Apple chief executive Tim Cook has become the latest business leader to speak out against Donald Trump's response to the white supremacist rally in Charlottesville, Virginia over the weekend.
In an email to staff on Wednesday, Cook said:
I disagree with the President and others who believe that there is a moral equivalence between white supremacists and Nazis, and those who oppose them by standing up for human rights.
The tech firm's boss also called for his employees to stand together, regardless of their political views, and reiterated the firm's commitment to inclusion.
In the memo, obtained by BuzzFeed News, Cook added: "Hate is a cancer, and left unchecked it destroys everything in its path. Its scars last generations. History has taught us this time and time again, both in the United States and countries around the world. We must not witness or permit such hate and bigotry in our country, and we must be unequivocal about it."
Apple's chief executive said it wasn't about "the left or the right", but "about human decency and morality".
The memo also indicated Apple will make $1m (£775m) contributions to both the Southern Poverty Law Centre and the Anti-Defamation League.
The comments come after the disbanding of two business advisory councils to the President, after Trump said "both sides" were to blame for the violence over the weekend, prompting an exodus of top bosses from his councils.
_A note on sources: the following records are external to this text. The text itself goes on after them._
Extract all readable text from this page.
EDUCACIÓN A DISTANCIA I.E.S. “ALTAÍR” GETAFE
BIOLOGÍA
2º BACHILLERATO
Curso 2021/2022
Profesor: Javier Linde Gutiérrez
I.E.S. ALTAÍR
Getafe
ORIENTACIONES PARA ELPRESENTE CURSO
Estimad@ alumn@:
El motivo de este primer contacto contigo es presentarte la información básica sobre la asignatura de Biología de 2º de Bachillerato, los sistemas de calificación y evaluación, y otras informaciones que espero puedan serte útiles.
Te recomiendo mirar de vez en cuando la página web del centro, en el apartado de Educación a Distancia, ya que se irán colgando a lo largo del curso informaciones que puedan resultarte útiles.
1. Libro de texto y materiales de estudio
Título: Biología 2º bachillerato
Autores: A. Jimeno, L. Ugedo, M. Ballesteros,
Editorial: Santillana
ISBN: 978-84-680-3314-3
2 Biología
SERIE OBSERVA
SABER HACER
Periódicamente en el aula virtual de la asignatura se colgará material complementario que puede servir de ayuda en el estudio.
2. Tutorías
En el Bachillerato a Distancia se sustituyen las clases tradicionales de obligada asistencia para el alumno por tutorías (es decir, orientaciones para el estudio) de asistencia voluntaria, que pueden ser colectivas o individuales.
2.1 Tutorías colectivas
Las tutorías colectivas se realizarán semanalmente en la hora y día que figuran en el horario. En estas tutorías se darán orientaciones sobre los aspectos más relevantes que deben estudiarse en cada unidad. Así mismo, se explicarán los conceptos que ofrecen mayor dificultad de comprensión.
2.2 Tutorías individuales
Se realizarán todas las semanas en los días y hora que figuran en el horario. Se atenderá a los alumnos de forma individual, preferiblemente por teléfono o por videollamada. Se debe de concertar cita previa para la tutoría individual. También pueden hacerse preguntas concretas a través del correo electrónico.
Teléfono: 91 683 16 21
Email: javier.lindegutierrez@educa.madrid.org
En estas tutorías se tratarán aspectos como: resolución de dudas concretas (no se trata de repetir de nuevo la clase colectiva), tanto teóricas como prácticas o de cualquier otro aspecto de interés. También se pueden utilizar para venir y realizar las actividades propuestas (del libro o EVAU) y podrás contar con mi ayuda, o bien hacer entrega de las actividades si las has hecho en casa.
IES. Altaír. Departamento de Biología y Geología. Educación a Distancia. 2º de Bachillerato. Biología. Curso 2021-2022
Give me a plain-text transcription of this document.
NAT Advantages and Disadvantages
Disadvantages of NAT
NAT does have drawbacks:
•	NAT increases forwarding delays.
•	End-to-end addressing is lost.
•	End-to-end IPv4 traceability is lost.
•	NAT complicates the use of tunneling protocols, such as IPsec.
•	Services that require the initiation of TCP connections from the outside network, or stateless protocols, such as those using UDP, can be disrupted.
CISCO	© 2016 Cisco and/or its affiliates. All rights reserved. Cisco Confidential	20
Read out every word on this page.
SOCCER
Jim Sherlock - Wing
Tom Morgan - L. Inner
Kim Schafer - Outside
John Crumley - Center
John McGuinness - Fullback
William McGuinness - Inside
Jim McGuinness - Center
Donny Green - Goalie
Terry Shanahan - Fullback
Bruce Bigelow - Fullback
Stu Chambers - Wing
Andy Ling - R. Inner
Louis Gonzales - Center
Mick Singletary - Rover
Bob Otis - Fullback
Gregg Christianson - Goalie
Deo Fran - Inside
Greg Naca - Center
On Twitter yesterday afternoon Trump said:
Rather than putting pressure on the businesspeople of the Manufacturing Council & Strategy & Policy Forum, I am ending both. Thank you all!— Donald J. Trump (@realDonaldTrump) August 16, 2017
But the dissolution of the groups came as a string of executives left the manufacturing jobs initiative, upping the pressure on the remaining members and the separate strategic and policy forum.
The bosses of manufacturers 3M, Campbell Soup and Johnson & Johnson had earlier resigned from their places on his council, following chief executives at Under Armour, Intel, and Merck in stepping down.